У меня нет никаких сомнений, что он собирается убить нас. Сначала он развлечется, а потом перережет нам глотки и скормит наши тела своим собакам.
– Проклятье. Гребаный ад. Гребаный, мать его, ад!
Дин продолжает бубнить, меряя шагами крошечное пространство, которое ему позволяла цепь, а затем тянется к трубе, надеясь каким-то образом ее сломать. Он дергается и напрягается, сердито рыча, и я начинаю искренне беспокоиться, что он сломает себе запястья.
– Это бесполезно, – тихо говорю я, прислоняя голову к металлическому столбу, который приковывает меня к этому кошмару. К этой тюрьме. – Мы в ловушке.
– Я не сдамся.
Я наблюдаю за ним сквозь пелену слез, пока он продолжает свои бесполезные усилия, издавая стоны и проклятия.
– Ты поранишься.
Рывок. Выкручивание. Крик. Ругательство.
– Уверен, что тебя ужасно волнует эта мысль, – ворчит он.
Я закрываю глаза и прерывисто вздыхаю. По щекам снова катятся слезы.
– Как ты думаешь, нас уже кто-нибудь ищет? – Задаю я вопрос, на самом деле не ожидая ответа – узнать его нет никакой возможности.
В конце концов Дин прекращает попытки побега, утренний свет выхватывает на его лице капли пота. Он смотрит на меня, и наши взгляды несколько мгновений прикованы друг к другу. Жестокая правда о нашем затруднительном положении больно бьет под дых.
Нас ищут.
Мы собираемся стать объектами поиска спасателей, кинологов, ищеек, новостных репортажей и ужасных документальных фильмов о криминалистике на Дискавери.
Я и Дин Ашер.
Дин с содроганием вдыхает, прислоняясь плечом к столбу.
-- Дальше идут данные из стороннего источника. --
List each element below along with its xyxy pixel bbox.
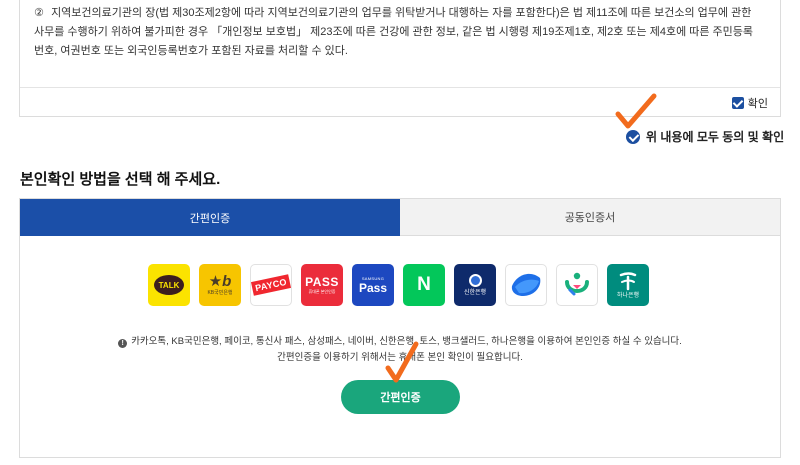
confirm-label: 확인 [747,98,768,110]
provider-kb[interactable]: ★b KB국민은행 [199,264,241,306]
provider-shinhan[interactable]: 신한은행 [454,264,496,306]
provider-list: TALK ★b KB국민은행 PAYCO PASS 휴대폰 본인인증 SAMSU… [148,264,649,306]
provider-naver[interactable]: N [403,264,445,306]
hana-label: 하나은행 [616,292,640,299]
consent-item-number: ② [34,7,44,19]
checkbox-checked-icon [731,97,744,109]
provider-toss[interactable] [505,264,547,306]
provider-hana[interactable]: 하나은행 [607,264,649,306]
annotation-check-icon [385,341,419,383]
hana-logo-icon [619,271,637,290]
kb-logo-icon: ★b [208,272,232,290]
section-title: 본인확인 방법을 선택 해 주세요. [20,171,221,188]
consent-box: ② 지역보건의료기관의 장(법 제30조제2항에 따라 지역보건의료기관의 업무… [19,0,781,117]
tab-simple-auth[interactable]: 간편인증 [20,199,400,236]
provider-samsung-pass[interactable]: SAMSUNG Pass [352,264,394,306]
provider-payco[interactable]: PAYCO [250,264,292,306]
consent-body: 지역보건의료기관의 장(법 제30조제2항에 따라 지역보건의료기관의 업무를 … [34,7,754,57]
naver-logo-icon: N [417,274,431,295]
payco-logo-icon: PAYCO [251,274,291,296]
samsung-pass-logo-icon: Pass [358,280,388,295]
provider-banksalad[interactable] [556,264,598,306]
agree-all-label: 위 내용에 모두 동의 및 확인 [646,130,785,144]
agree-all-checkbox[interactable]: 위 내용에 모두 동의 및 확인 [626,128,784,145]
confirm-checkbox[interactable]: 확인 [731,95,768,111]
tab-joint-certificate[interactable]: 공동인증서 [400,199,780,236]
pass-sub-label: 휴대폰 본인인증 [308,288,336,294]
provider-kakao[interactable]: TALK [148,264,190,306]
pass-logo-icon: PASS [305,274,339,289]
kakao-talk-icon: TALK [154,275,184,295]
kb-label: KB국민은행 [207,289,233,296]
shinhan-logo-icon [468,273,482,287]
auth-panel: 간편인증 공동인증서 TALK ★b KB국민은행 PAYCO PASS 휴대폰… [19,198,781,458]
consent-text: ② 지역보건의료기관의 장(법 제30조제2항에 따라 지역보건의료기관의 업무… [34,4,762,61]
auth-tabs: 간편인증 공동인증서 [20,199,780,236]
circle-check-icon [626,129,640,144]
provider-pass[interactable]: PASS 휴대폰 본인인증 [301,264,343,306]
consent-footer: 확인 [20,87,780,117]
shinhan-label: 신한은행 [463,289,487,296]
annotation-check-icon [615,93,657,129]
banksalad-logo-icon [565,272,589,296]
toss-logo-icon [511,273,541,296]
info-icon: ! [118,339,128,348]
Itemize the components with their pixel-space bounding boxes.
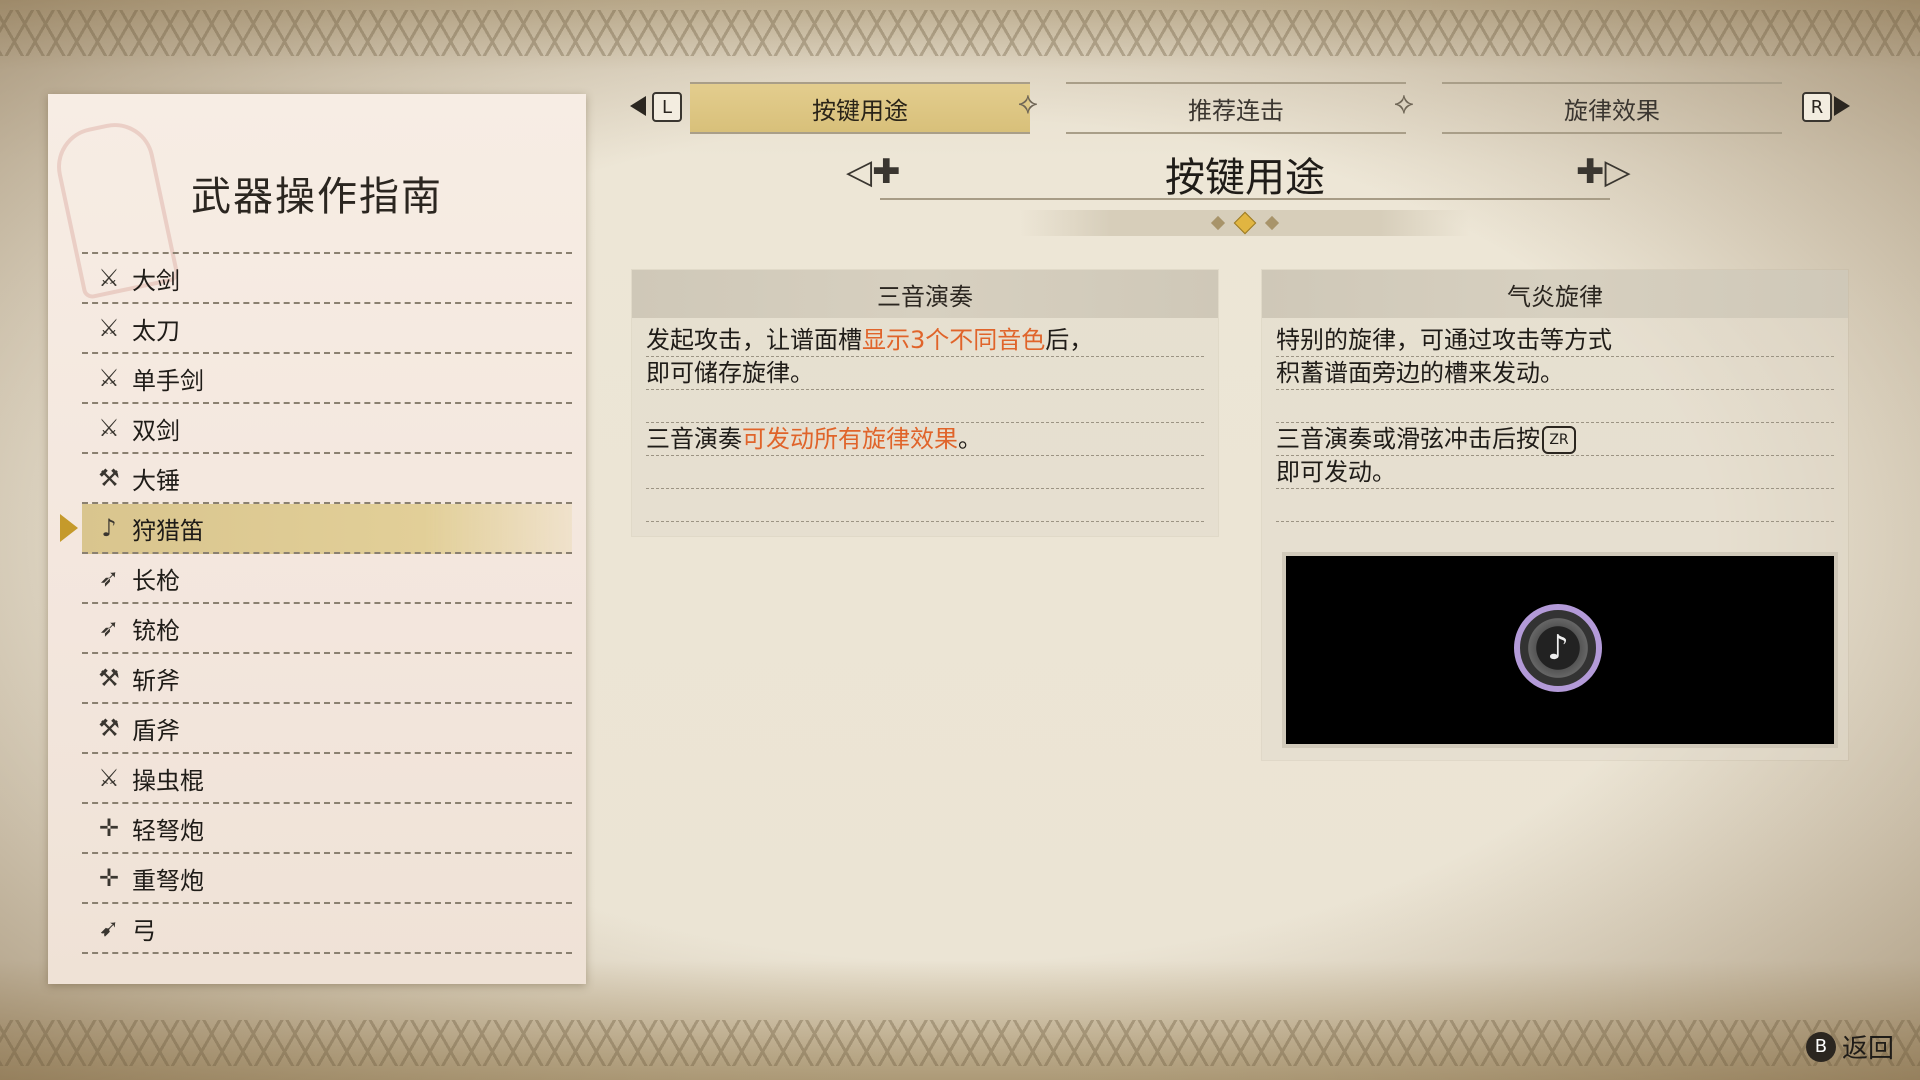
insect-glaive-icon: ⚔ [98,764,120,792]
highlight-text: 可发动所有旋律效果 [742,425,958,453]
weapon-label: 长枪 [132,566,180,595]
tab-divider-icon: ⟡ [1018,86,1038,121]
charge-blade-icon: ⚒ [98,714,120,742]
zr-button-icon: ZR [1542,426,1576,454]
weapon-item[interactable]: ✛ 重弩炮 [82,854,572,904]
demo-video: ♪ [1286,556,1834,744]
section-title: 按键用途 [1165,155,1325,201]
section-divider [880,198,1610,200]
selection-cursor-icon [60,514,78,542]
weapon-label: 重弩炮 [132,866,204,895]
sword-and-shield-icon: ⚔ [98,364,120,392]
weapon-item[interactable]: ⚔ 双剑 [82,404,572,454]
tab-prev-arrow-icon[interactable] [630,96,646,116]
tab-recommended-combos[interactable]: 推荐连击 [1066,82,1406,134]
weapon-item[interactable]: ➶ 铳枪 [82,604,572,654]
weapon-item[interactable]: ⚔ 太刀 [82,304,572,354]
heavy-bowgun-icon: ✛ [98,864,120,892]
weapon-item[interactable]: ♪ 狩猎笛 [60,504,572,554]
hammer-icon: ⚒ [98,464,120,492]
tab-melody-effects[interactable]: 旋律效果 [1442,82,1782,134]
hunting-horn-icon: ♪ [101,514,117,542]
card-text-line [646,489,1204,522]
weapon-label: 弓 [132,916,156,945]
page-dot [1233,211,1257,235]
weapon-item[interactable]: ⚒ 斩斧 [82,654,572,704]
weapon-label: 单手剑 [132,366,204,395]
weapon-label: 太刀 [132,316,180,345]
highlight-text: 显示3个不同音色 [862,326,1046,354]
weapon-label: 铳枪 [132,616,180,645]
card-text-line: 三音演奏或滑弦冲击后按 ZR [1276,423,1834,456]
bow-icon: ➹ [98,914,120,942]
bottom-border-pattern [0,1020,1920,1066]
card-text-line: 特别的旋律，可通过攻击等方式 [1276,324,1834,357]
card-heading: 三音演奏 [632,270,1218,318]
switch-axe-icon: ⚒ [98,664,120,692]
weapon-item[interactable]: ⚔ 大剑 [82,252,572,304]
weapon-list: ⚔ 大剑 ⚔ 太刀 ⚔ 单手剑 ⚔ 双剑 ⚒ 大锤 ♪ 狩猎笛 ➶ 长枪 ➶ 铳枪 ⚒ 斩斧 ⚒ 盾斧 ⚔ 操虫棍 ✛ 轻弩炮… [60,252,572,954]
weapon-item[interactable]: ⚔ 单手剑 [82,354,572,404]
great-sword-icon: ⚔ [98,264,120,292]
weapon-item[interactable]: ⚔ 操虫棍 [82,754,572,804]
page-dot [1210,215,1226,231]
dpad-right-icon[interactable]: ✚▷ [1576,152,1631,192]
card-three-note: 三音演奏 发起攻击，让谱面槽显示3个不同音色后， 即可储存旋律。 三音演奏可发动… [632,270,1218,536]
card-heading: 气炎旋律 [1262,270,1848,318]
back-label: 返回 [1841,1034,1894,1064]
page-dot [1264,215,1280,231]
weapon-label: 狩猎笛 [132,516,204,545]
panel-title: 武器操作指南 [191,174,443,220]
card-text-line: 即可储存旋律。 [646,357,1204,390]
page-indicator [1020,210,1470,236]
card-text-line [646,390,1204,423]
long-sword-icon: ⚔ [98,314,120,342]
card-text-line: 即可发动。 [1276,456,1834,489]
weapon-item[interactable]: ➶ 长枪 [82,554,572,604]
card-text-line [646,456,1204,489]
weapon-item[interactable]: ➹ 弓 [82,904,572,954]
card-text-line [1276,489,1834,522]
lance-icon: ➶ [98,564,120,592]
weapon-label: 操虫棍 [132,766,204,795]
melody-gauge-icon: ♪ [1514,604,1602,692]
weapon-item[interactable]: ✛ 轻弩炮 [82,804,572,854]
tab-key-usage[interactable]: 按键用途 [690,82,1030,134]
tab-next-arrow-icon[interactable] [1834,96,1850,116]
weapon-label: 盾斧 [132,716,180,745]
card-text-line [1276,390,1834,423]
weapon-item[interactable]: ⚒ 大锤 [82,454,572,504]
card-text-line: 三音演奏可发动所有旋律效果。 [646,423,1204,456]
light-bowgun-icon: ✛ [98,814,120,842]
weapon-label: 大锤 [132,466,180,495]
weapon-label: 大剑 [132,266,180,295]
weapon-label: 轻弩炮 [132,816,204,845]
gunlance-icon: ➶ [98,614,120,642]
dual-blades-icon: ⚔ [98,414,120,442]
top-border-pattern [0,10,1920,56]
card-text-line: 积蓄谱面旁边的槽来发动。 [1276,357,1834,390]
weapon-label: 双剑 [132,416,180,445]
tab-bar: L 按键用途 ⟡ 推荐连击 ⟡ 旋律效果 R [630,82,1860,134]
card-text-line: 发起攻击，让谱面槽显示3个不同音色后， [646,324,1204,357]
weapon-item[interactable]: ⚒ 盾斧 [82,704,572,754]
l-button-icon[interactable]: L [652,92,682,122]
b-button-icon: B [1805,1031,1836,1062]
r-button-icon[interactable]: R [1802,92,1832,122]
weapon-label: 斩斧 [132,666,180,695]
back-button[interactable]: B 返回 [1805,1028,1894,1065]
tab-divider-icon: ⟡ [1394,86,1414,121]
– Знаешь, я обычно шутил, что однажды все кончится тем, что мы поубиваем друг друга, – бормочет он, пиная носком кроссовка маленький камешек. – Наверное, у меня всегда было предчувствие, что мы закончим вместе.
Я знаю, он пытается относиться к нашему испытанию легкомысленно, но его слова поражают меня. Они выбивают весь воздух из легких, пока не становится нечем дышать. Я не могу дышать.
Я сижу на холодном, жестком полу и тихо плачу, пока слезные протоки не пересыхают. Слишком измученная и слабая, у меня нет сил даже пошевелиться.
Дин начинает петь.
Мне известно, что он довольно хорошо поет. Успела наслушаться за последние десять лет во время семейных вечеров караоке в доме моих родителей. Обычно я сидела на диване, скрестив руки на груди, с каменным взглядом и раздраженная звуком его глубокого, хриплого голоса.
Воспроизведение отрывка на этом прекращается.